Which I naturally love.
So I asked him about his art, and also learnt about his use of a printing device which he says has been a godsend – the Xcut Xpress – the very same one I’ve just purchased. Great minds and all that….
Hi there John, can you remember your first impressions of linocut?
My immediate impression when I first began carving was a combination of excitement that I could literally print anything I wanted mixed with surprise at how difficult it was. I’d accidentally picked a tough type of lino to start with and only had an old Speedball gouge set, plus I hadn’t really figured out the proper angles to carve at so my hands were exhausted an hour in.
Are you trained at all in the arts/do work in them?
Not at all. I’ve been a product designer for the last ten years, but my degree is in English. Everything I’ve done creatively has gone down the self-taught route, which I’m pretty sure means my process is a collection of bad habits, short-cuts and improper practices!”
What’s currently influencing your work?
The complete shitshow in the US right now absolutely is, although I never do anything specifically political. I tend to let news and articles I run across influence what I’m going to work on. The Genie Wiley print came about after I saw a small documentary on her and read her story – a year later I still couldn’t shake it so I decided to make a print as a way of processing.
Do you get those days when everything goes wrong with a print?
Absolutely. I’ve got my studio all prepared to do a print run and under ink on the first pass. No matter what I do, the next one is oversaturated so detail is lost… wash off the block, start from scratch, go to print another one and promptly move the paper as I’m laying it on the block. I definitely have those days.
How have sales been going for you? I know some people struggle with it, myself included, but it looks like you have a good grasp of it…
Pretty sparse, but that’s to be expected – I’ve been at this for such a relatively short period of time. When I first started carving, I didn’t have any real expectations or goals beyond learning as much as possible and pushing myself to try images and compositions that challenge me technically and visually.
Etsy sales come in every so often, but right now I’m pretty thrilled when an artist whose work I’ve followed for years likes an image I post on Instagram. I very much feel obligated to pay my dues and put in my time before sales become important.
Do you do fairs/stalls, etc?
Nah, not yet. I don’t want to be the guy at a fair with 12 prints to my name and not much else.
Do you always work in single colour?
I’ve been restricting myself to one, simply because I’m a little over a year into block printing. I feel like mastering that alone is such a challenge and there’s so much that can be done with basic black and white in terms of mood and effect that I’m pretty content to stay there for the moment.

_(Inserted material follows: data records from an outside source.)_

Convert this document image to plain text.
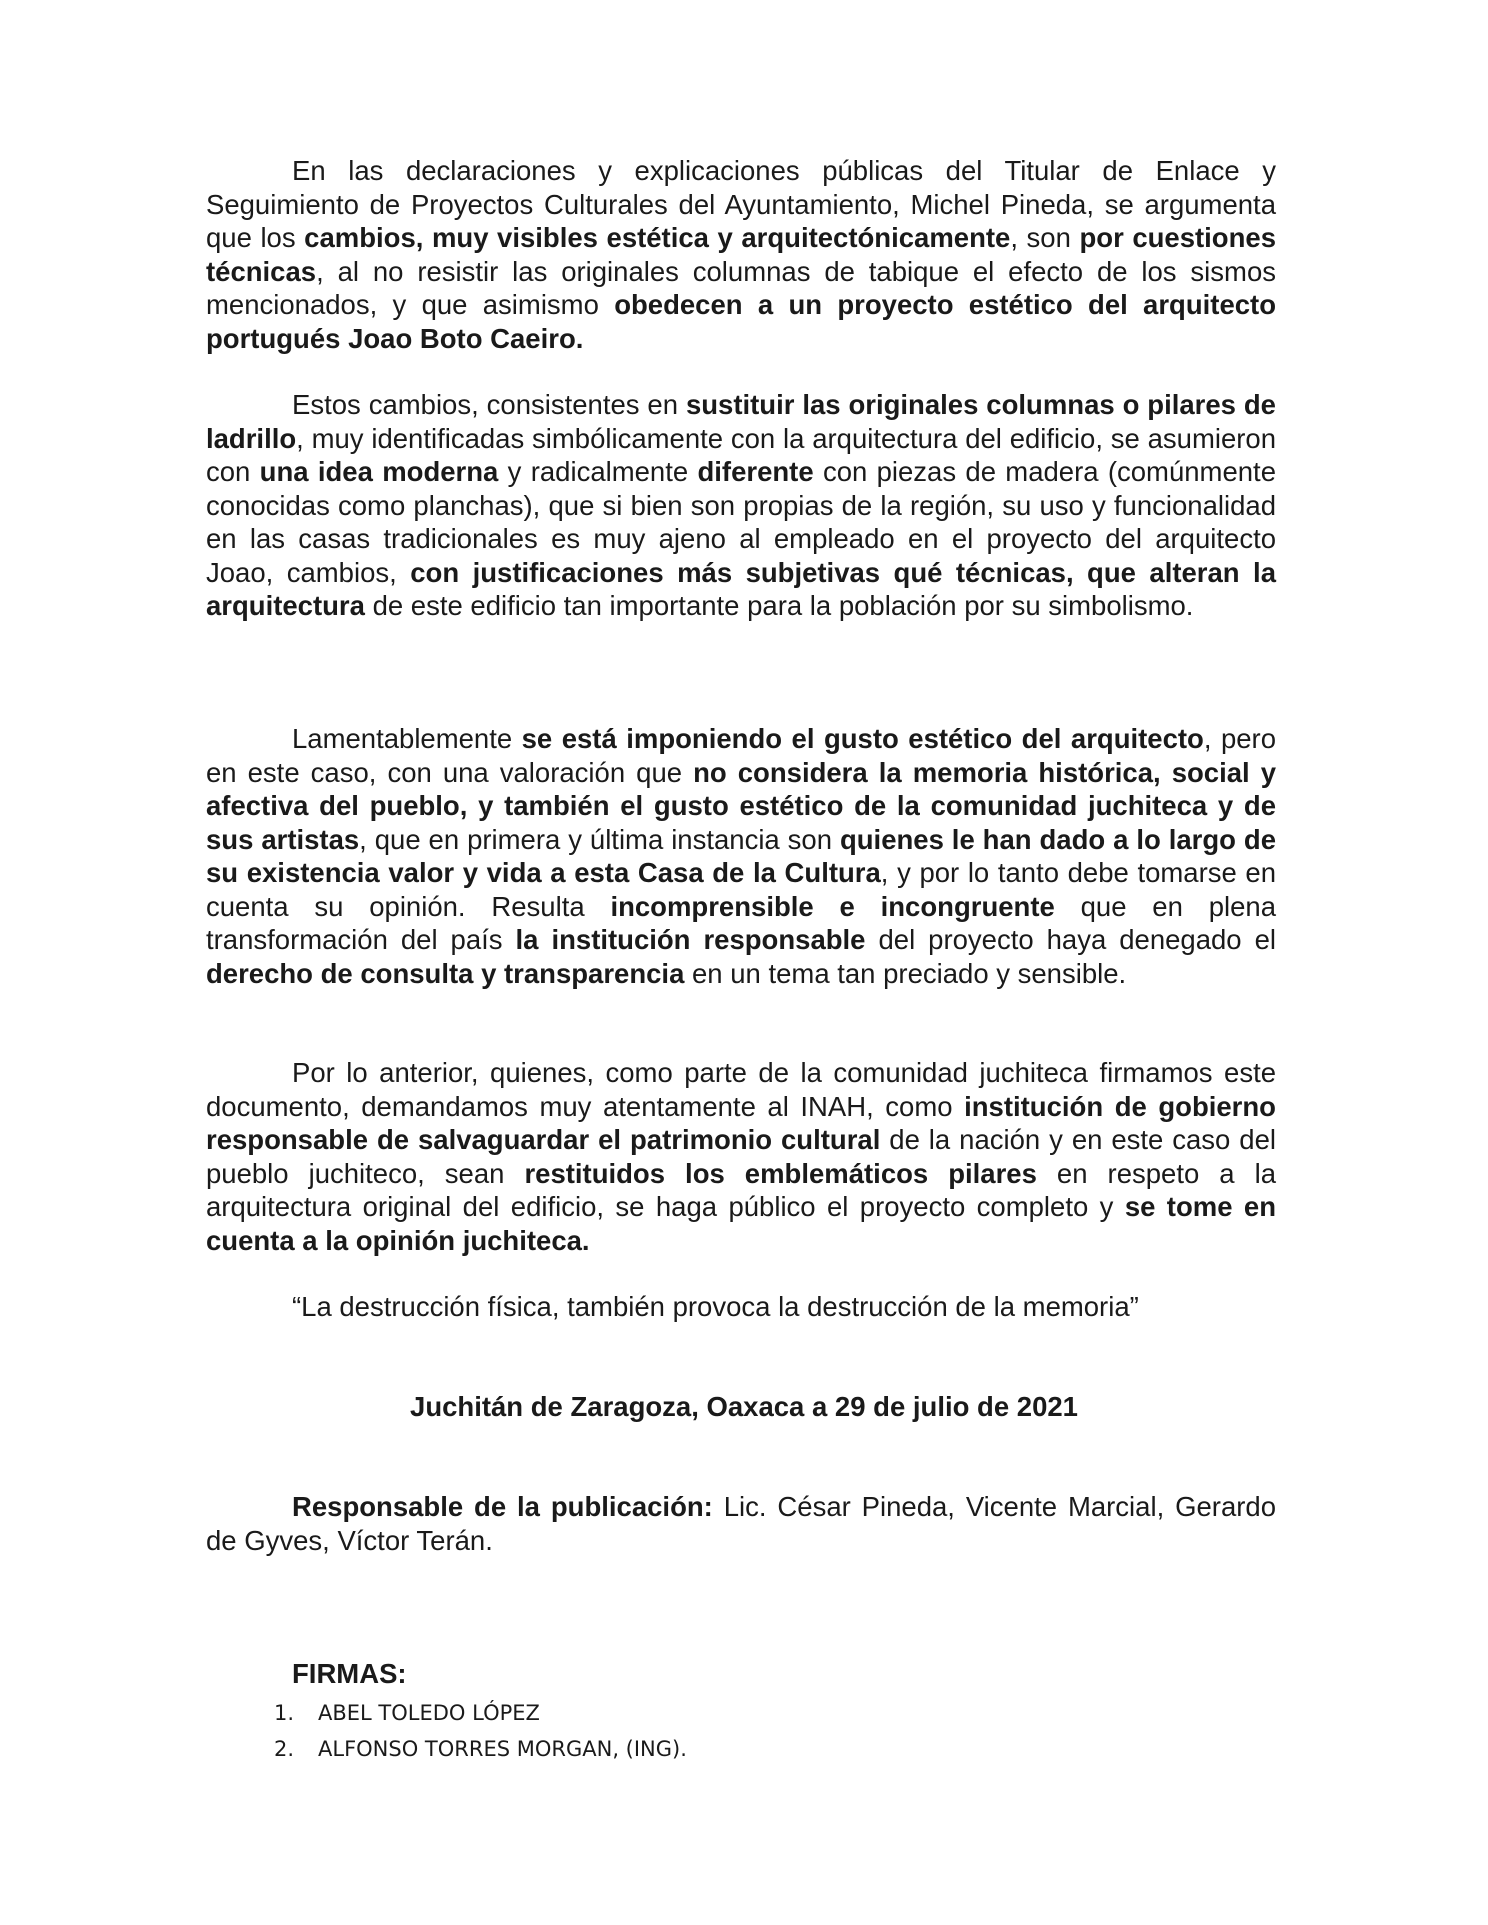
En las declaraciones y explicaciones públicas del Titular de Enlace y Seguimiento de Proyectos Culturales del Ayuntamiento, Michel Pineda, se argumenta que los cambios, muy visibles estética y arquitectónicamente, son por cuestiones técnicas, al no resistir las originales columnas de tabique el efecto de los sismos mencionados, y que asimismo obedecen a un proyecto estético del arquitecto portugués Joao Boto Caeiro.

Estos cambios, consistentes en sustituir las originales columnas o pilares de ladrillo, muy identificadas simbólicamente con la arquitectura del edificio, se asumieron con una idea moderna y radicalmente diferente con piezas de madera (comúnmente conocidas como planchas), que si bien son propias de la región, su uso y funcionalidad en las casas tradicionales es muy ajeno al empleado en el proyecto del arquitecto Joao, cambios, con justificaciones más subjetivas qué técnicas, que alteran la arquitectura de este edificio tan importante para la población por su simbolismo.

Lamentablemente se está imponiendo el gusto estético del arquitecto, pero en este caso, con una valoración que no considera la memoria histórica, social y afectiva del pueblo, y también el gusto estético de la comunidad juchiteca y de sus artistas, que en primera y última instancia son quienes le han dado a lo largo de su existencia valor y vida a esta Casa de la Cultura, y por lo tanto debe tomarse en cuenta su opinión. Resulta incomprensible e incongruente que en plena transformación del país la institución responsable del proyecto haya denegado el derecho de consulta y transparencia en un tema tan preciado y sensible.

Por lo anterior, quienes, como parte de la comunidad juchiteca firmamos este documento, demandamos muy atentamente al INAH, como institución de gobierno responsable de salvaguardar el patrimonio cultural de la nación y en este caso del pueblo juchiteco, sean restituidos los emblemáticos pilares en respeto a la arquitectura original del edificio, se haga público el proyecto completo y se tome en cuenta a la opinión juchiteca.

“La destrucción física, también provoca la destrucción de la memoria”

Juchitán de Zaragoza, Oaxaca a 29 de julio de 2021

Responsable de la publicación: Lic. César Pineda, Vicente Marcial, Gerardo de Gyves, Víctor Terán.

FIRMAS:

1.	ABEL TOLEDO LÓPEZ
2.	ALFONSO TORRES MORGAN, (ING).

What sort of printing set up do you have?
I use Flexcut carving tools and basic battleship grey lino. I run the blocks through an Xcut Xpress which works like a dream. Nick Morley ran a post on Instagram about trying one out and documented his successes. Obviously getting a bigger press to be able to do large-scale prints would be nice, but there’s always hand burnishing for that.
What are you working on at the moment?
When I was researching the last print I did I ran across the story of the Münster Rebellion and got a few ideas that I’ve been putting together for a new print. I’m also putting together sketches for a piece based on Philip K Dick’s novel, Ubik.